K子もやがて加わって、芦辺さんとなんやらかやら。K子は小栗虫太郎を“つまら ない”と一刀両断に切って捨て、その切り捨て方に芦辺さんが
「K子さんはわれわれがつい、幻惑されてしまう虫太郎のレトリックにごまかされない、希有な人だ」
と、絶対過大評価なのだがしかしまあ、ハタ目ではそう言えるかも知れない、という賛辞を送っていた。南湖さんは獅篭とも今度一緒に会をやるとか。
二次会はなんとかいう、やたら料理や酒の注文の通らない店で。今年は南湖さんを強力にバックアップしますと宣言。いや、出来れば南湖さんに個人的に大阪講談を習いたいとすら思った。
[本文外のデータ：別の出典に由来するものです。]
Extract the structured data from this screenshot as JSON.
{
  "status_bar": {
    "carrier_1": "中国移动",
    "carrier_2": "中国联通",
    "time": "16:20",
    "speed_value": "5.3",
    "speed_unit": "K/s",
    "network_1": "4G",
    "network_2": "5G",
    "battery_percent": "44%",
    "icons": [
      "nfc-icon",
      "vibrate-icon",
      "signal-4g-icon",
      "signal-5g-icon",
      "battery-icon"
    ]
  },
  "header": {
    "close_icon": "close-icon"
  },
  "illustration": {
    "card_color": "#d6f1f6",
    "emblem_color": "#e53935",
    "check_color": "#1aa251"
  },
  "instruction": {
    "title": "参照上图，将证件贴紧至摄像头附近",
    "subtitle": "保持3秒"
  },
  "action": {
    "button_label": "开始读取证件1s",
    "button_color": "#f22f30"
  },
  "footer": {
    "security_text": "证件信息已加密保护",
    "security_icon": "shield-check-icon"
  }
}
しかし、K子が帰りの電車の中で
「南湖さんが一番静かだった」
というくらい、私、芦辺、山前の三人、しゃべる々々。
帰宅したら講談社『週刊現代』から次の〆切メール。ヤンマガにいたデスクが前回の私の原稿を大変気に入ってくれた由。それこそ、内容ばかりにとらわれず、マンガにとって有益な批評を心がけたわけだが、現場にいた人間にその趣旨が認められるということは、その目論見が機能していたということだろう。ややホッとする。